Die Ausstellung griff diesen Ansatz erneut auf, indem sie mit Alltagsobjekten und einer aus Versandboxen entwickelten Szenografie die räumlichen und materiellen Folgen der „letzten Meile“ sichtbar machte.

Vom Logistikbau zum kollektiven Raum

Die entstandenen Projekte übersetzen Lieferketten in räumliche Narrative. „Peeling Logistic Landscapes“ etwa untersucht die Bananenindustrie am Rotterdam Fruit Wharf: Eine hölzerne Gerüststruktur und in die Fassade integrierte „Pockets“ machen die Banane von Reifung bis Abfall räumlich erfahrbar und verwandeln ein abgeschottetes Lager in eine öffentlich zugängliche Lern- und Begegnungslandschaft. „OPEN KAS“ thematisiert die Logistik der Phalaenopsis-Orchidee – einer Ikone niederländischer Florikultur mit kolonialen Wurzeln und hohem Energiebedarf.
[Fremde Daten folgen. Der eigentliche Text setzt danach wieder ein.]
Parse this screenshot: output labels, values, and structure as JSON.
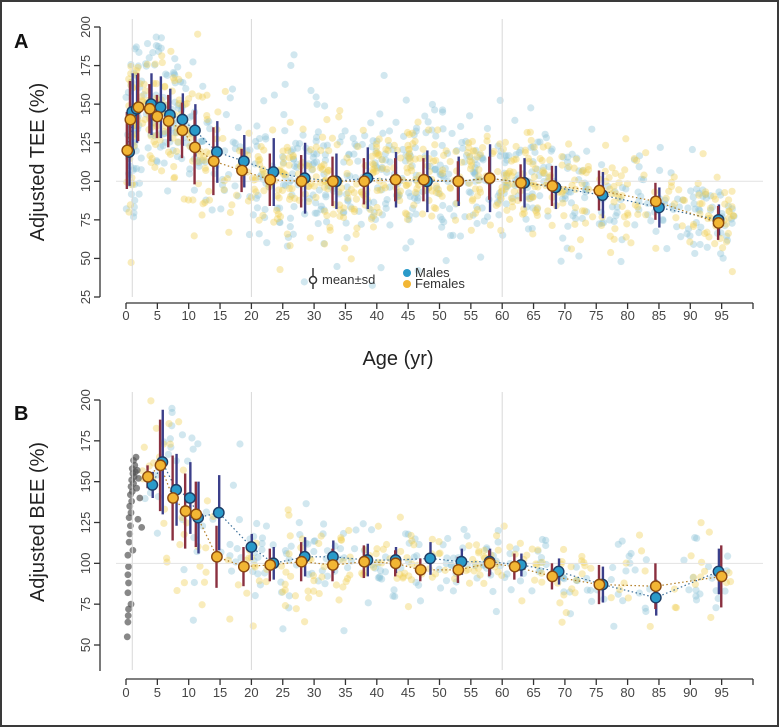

Ein hybrides Ensemble aus Tageslichtgewächshaus und öffentlich zugänglichem Experience-Center macht ökologische, technologische und historische Dimensionen des Blumenexports räumlich lesbar. 

Das Projekt „Tomato, the Go-Getter“ greift die serielle Architektur der Venlo-Gewächshäuser auf und transformiert sie in ein hybrides Kultur- und Bildungszentrum. Die hochoptimierte Logik der Gewächshausarchitektur bleibt erhalten, wird jedoch programmatisch geöffnet und reversibel gedacht. Andere Arbeiten, wie „Unboxed: Rethinking Consumption and Space“, richten den Blick auf die scheinbar banale Kartonverpackung als stillen Akteur globaler Logistik und entwickeln Distributionszentren zu durchlässigen Lern- und Stadträumen, in denen Konsum, Abfall und Produktion sichtbar werden. 

Gemeinsam ist allen Entwürfen der Versuch, das Gewöhnliche nicht zu überformen, sondern seine inhärenten räumlichen Potenziale freizulegen – und Logistikarchitektur als Teil einer zukünftigen, inklusiveren und verantwortungsvolleren Stadt zu begreifen.